What if my claim is denied, part 1

In Part One, we talked about why it was important to go through the appeal process if your claim is governed by ERISA. (Go ahead and take another look, I'll wait right here).

Now, we are going to talk about what you should (and shouldn't do) in the course of the appeal:

First, the insurance company or fiduciary has an obligation to provide you with a copy of their file, and all documents that relate to the case. 29 CFR § 2560-503.1. If the claim involves health or disability benefits, you are entitled to (1) all the documents the insurer relied on, and (2) documents setting out their claims handling policies. Make sure you ask for them.

Second, the Plan Administrator (i.e. the employer), is obligated to provide you with copies of documents explaining your rights, upon receipt of a written request.  29 U.S.C. § 1024(b)(4).   Ask for all "plan documents" and also ask for the most recent copy of the "Summary Plan Description", which is a summarized version of your rights under the Plan.

Third, be mindful of time limitations. If you need more time ask for it, but be sure that you make your submissions within the time limitations given by the insurer. Otherwise, you could lose your chance to submit the additional evidence.

Fourth, gather up evidence that you will want the insurer (or, later, the judge) to look at in deciding your claim. Here are some examples:

You certainly want to write out a letter (or perhaps a Declaration) explaining why you are entitled to benefits. If you have a disability claim, tell the insurance company (in detail) how difficult your job is, and what about your condition prevents you from doing it. Be descriptive, but don’t exaggerate. If, for example, you have been to five doctors because of your condition, say so, but don’t say you have been to a dozen doctors. The insurance company may well get your medical records showing your doctor visits, and it will use any inaccuracies to show that you "aren’t credible."

If the case involves medical issues (i.e. health or disability benefits), make sure that you have evidence of this. Get your medical records and provide them to the insurer. And explain your problem to your physician, and ask him or her to write a letter. Provide the physician with enough detail about your condition and your claim so that he or she can write a good, detailed letter. Follow through, and make sure the physician actually writes the letter. Remember, this is your last change (probably) to get the physician’s opinions before the Judge.

If you can get statements from friends and co-workers addressing the difficulties of your job, and how your medical condition has impacted your ability to work, great. Remember, you won’t be able to call them as witnesses at trial, you have to get their testimony now.

Be creative. I once saw a claimant who had a difficult physical disability, who sent in a video-tape of himself. If you sent it in, the insurance company has to look at it, and it becomes part of the "Administrative Record" that you can use in Court.

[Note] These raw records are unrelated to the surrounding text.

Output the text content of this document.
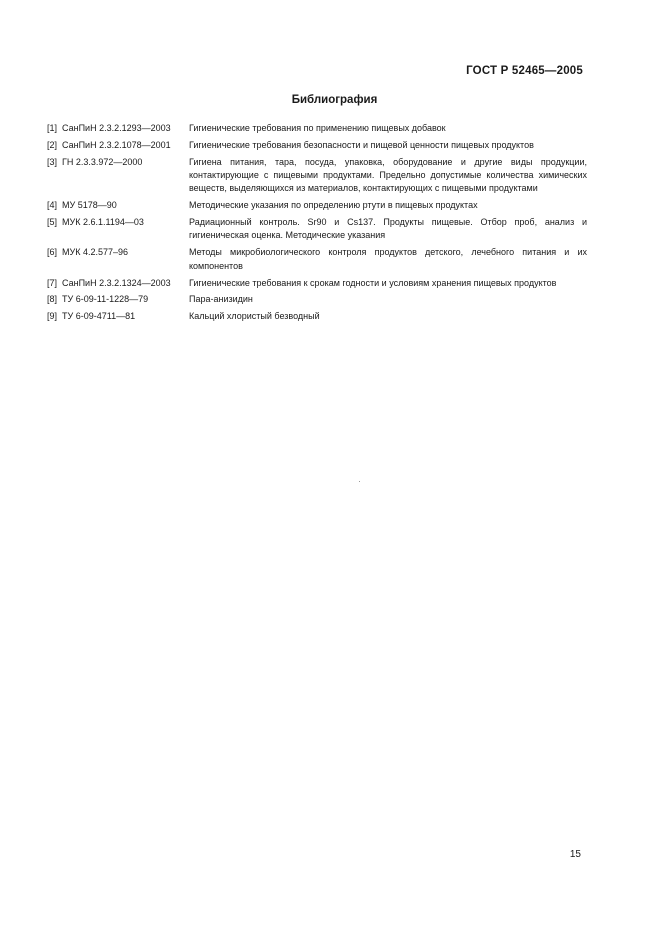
ГОСТ Р 52465—2005
Библиография
[1] СанПиН 2.3.2.1293—2003	Гигиенические требования по применению пищевых добавок
[2] СанПиН 2.3.2.1078—2001	Гигиенические требования безопасности и пищевой ценности пищевых продуктов
[3] ГН 2.3.3.972—2000	Гигиена питания, тара, посуда, упаковка, оборудование и другие виды продукции, контактирующие с пищевыми продуктами. Предельно допустимые количества химических веществ, выделяющихся из материалов, контактирующих с пищевыми продуктами
[4] МУ 5178—90	Методические указания по определению ртути в пищевых продуктах
[5] МУК 2.6.1.1194—03	Радиационный контроль. Sr90 и Cs137. Продукты пищевые. Отбор проб, анализ и гигиеническая оценка. Методические указания
[6] МУК 4.2.577–96	Методы микробиологического контроля продуктов детского, лечебного питания и их компонентов
[7] СанПиН 2.3.2.1324—2003	Гигиенические требования к срокам годности и условиям хранения пищевых продуктов
[8] ТУ 6-09-11-1228—79	Пара-анизидин
[9] ТУ 6-09-4711—81	Кальций хлористый безводный
15
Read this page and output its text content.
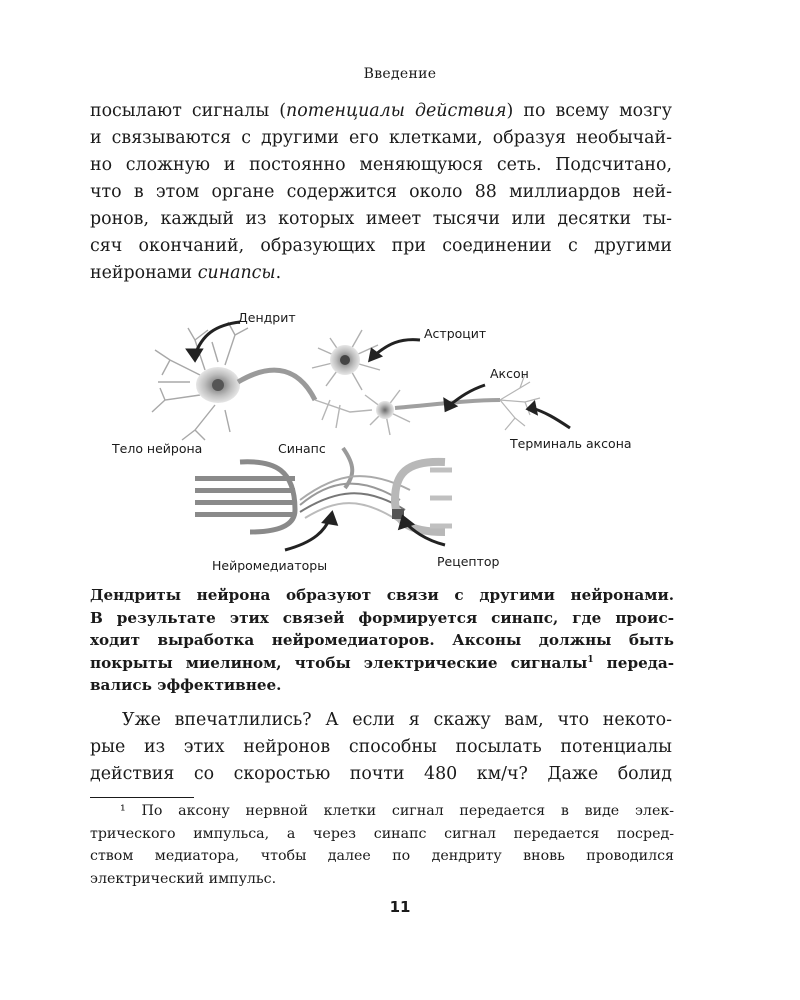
Введение
посылают сигналы (потенциалы действия) по всему мозгу
и связываются с другими его клетками, образуя необычай-
но сложную и постоянно меняющуюся сеть. Подсчитано,
что в этом органе содержится около 88 миллиардов ней-
ронов, каждый из которых имеет тысячи или десятки ты-
сяч окончаний, образующих при соединении с другими
нейронами синапсы.
Дендрит
Астроцит
Аксон
Тело нейрона	Синапс	Терминаль аксона
Нейромедиаторы	Рецептор
Дендриты нейрона образуют связи с другими нейронами.
В результате этих связей формируется синапс, где проис-
ходит выработка нейромедиаторов. Аксоны должны быть
покрыты миелином, чтобы электрические сигналы$^1$ переда-
вались эффективнее.
Уже впечатлились? А если я скажу вам, что некото-
рые из этих нейронов способны посылать потенциалы
действия со скоростью почти 480 км/ч? Даже болид
¹ По аксону нервной клетки сигнал передается в виде элек-
трического импульса, а через синапс сигнал передается посред-
ством медиатора, чтобы далее по дендриту вновь проводился
электрический импульс.
11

Fifth (and most important), make sure you respond to the insurance company's reasons for denial.  These are supposed to be set out in the denial letter; make sure the evidence you submit addresses this head on.  For example, if the disability denial letter says you can do your job with your back condition because you only have to lift 20 pounds, make sure that you let the insurer know how much your job really requires you to lift.   If they rely on an in-house doctor's opinion, get your physician to rebut it.  And don't just argue with the insurance company, make sure you have evidence showing why the reasons for the denial were wrong.

Make sure you save copies of everything you get from the insurance company, and everything you send to it.  Good Luck!